The energy crisis isn’t going to help with ongoing concerns surrounding supply and capacity constraints in the region
The German 10-year breakeven inflation rate has risen to 1.72%, its highest since May 2013, and we’re seeing UK 10-year breakeven inflation rate also topping the 4% mark for the first time since 2008 today.
It is shaping up to be one of those days where all of this is leading to higher bond yields and bolstering yen pairs as well as the dollar. But if things stretch too far, expect the drag on equities to turn into a broader flight to safety later in the day.
Commodity currencies are the worst-hit by all this and are put in a lose-lose situation no matter how things play out on the day. The loonie perhaps less so as losses are likely limited by higher and surging oil prices with WTI seen up 0.7% to $79.45 now.
There aren’t going to be any easy answers in dealing with this as central banks don’t have the right tools to deal with the root of the problems.
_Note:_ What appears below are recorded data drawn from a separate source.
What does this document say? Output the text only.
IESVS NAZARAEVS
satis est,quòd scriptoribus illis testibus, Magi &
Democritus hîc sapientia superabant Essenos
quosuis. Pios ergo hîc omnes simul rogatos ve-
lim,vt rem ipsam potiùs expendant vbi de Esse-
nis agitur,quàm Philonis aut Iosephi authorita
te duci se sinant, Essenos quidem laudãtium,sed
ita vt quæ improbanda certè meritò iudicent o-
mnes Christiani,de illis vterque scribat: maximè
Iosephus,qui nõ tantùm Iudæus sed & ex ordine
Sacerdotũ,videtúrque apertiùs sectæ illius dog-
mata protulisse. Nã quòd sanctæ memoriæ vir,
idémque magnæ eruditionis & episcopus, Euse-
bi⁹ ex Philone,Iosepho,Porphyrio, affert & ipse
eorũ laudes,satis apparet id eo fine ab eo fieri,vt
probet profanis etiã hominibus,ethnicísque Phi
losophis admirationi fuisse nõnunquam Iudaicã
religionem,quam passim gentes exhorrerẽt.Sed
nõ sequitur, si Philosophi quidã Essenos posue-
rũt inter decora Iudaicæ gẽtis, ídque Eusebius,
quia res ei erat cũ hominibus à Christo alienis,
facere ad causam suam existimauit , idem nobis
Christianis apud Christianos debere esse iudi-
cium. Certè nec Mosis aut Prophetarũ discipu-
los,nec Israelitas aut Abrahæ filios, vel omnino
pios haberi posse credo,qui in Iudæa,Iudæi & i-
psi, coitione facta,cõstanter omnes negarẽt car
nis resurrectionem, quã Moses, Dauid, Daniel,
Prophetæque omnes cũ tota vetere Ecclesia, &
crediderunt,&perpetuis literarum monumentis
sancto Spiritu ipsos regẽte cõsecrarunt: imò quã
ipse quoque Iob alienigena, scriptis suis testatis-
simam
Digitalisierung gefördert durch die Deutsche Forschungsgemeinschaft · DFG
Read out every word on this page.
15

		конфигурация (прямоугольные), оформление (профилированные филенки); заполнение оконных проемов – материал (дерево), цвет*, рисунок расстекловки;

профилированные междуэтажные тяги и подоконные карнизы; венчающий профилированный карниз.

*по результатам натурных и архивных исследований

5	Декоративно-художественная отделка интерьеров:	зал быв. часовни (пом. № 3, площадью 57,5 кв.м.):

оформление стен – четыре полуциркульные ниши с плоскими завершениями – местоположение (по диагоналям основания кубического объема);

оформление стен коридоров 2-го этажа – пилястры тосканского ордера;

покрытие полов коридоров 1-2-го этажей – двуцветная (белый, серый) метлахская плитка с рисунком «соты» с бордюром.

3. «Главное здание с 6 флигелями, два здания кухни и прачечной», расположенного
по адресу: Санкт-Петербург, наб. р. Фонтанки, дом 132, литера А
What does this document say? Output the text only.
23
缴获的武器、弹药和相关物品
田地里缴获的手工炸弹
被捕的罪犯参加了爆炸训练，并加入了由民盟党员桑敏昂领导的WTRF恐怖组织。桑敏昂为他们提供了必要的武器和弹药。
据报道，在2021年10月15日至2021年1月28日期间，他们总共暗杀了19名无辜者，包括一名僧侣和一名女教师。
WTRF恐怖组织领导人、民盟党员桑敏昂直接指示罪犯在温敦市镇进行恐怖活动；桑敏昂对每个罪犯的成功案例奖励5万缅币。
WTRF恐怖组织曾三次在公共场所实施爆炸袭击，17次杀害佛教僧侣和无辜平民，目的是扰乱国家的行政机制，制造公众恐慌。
BOE governor Bailey put it quite nicely last week with this remark:
Monetary policy cannot solve supply side shocks. Monetary policy cannot produce computer chips, it cannot produce wind, it cannot produce truck drivers.
The onus is upon governments to ease the burden for consumers but they themselves are caught in a bind. The energy crisis that is unfolding is arguably just getting started and we’re going to start to see that translate to credit/corporate risks potentially and that will entail a political crisis soon after as well.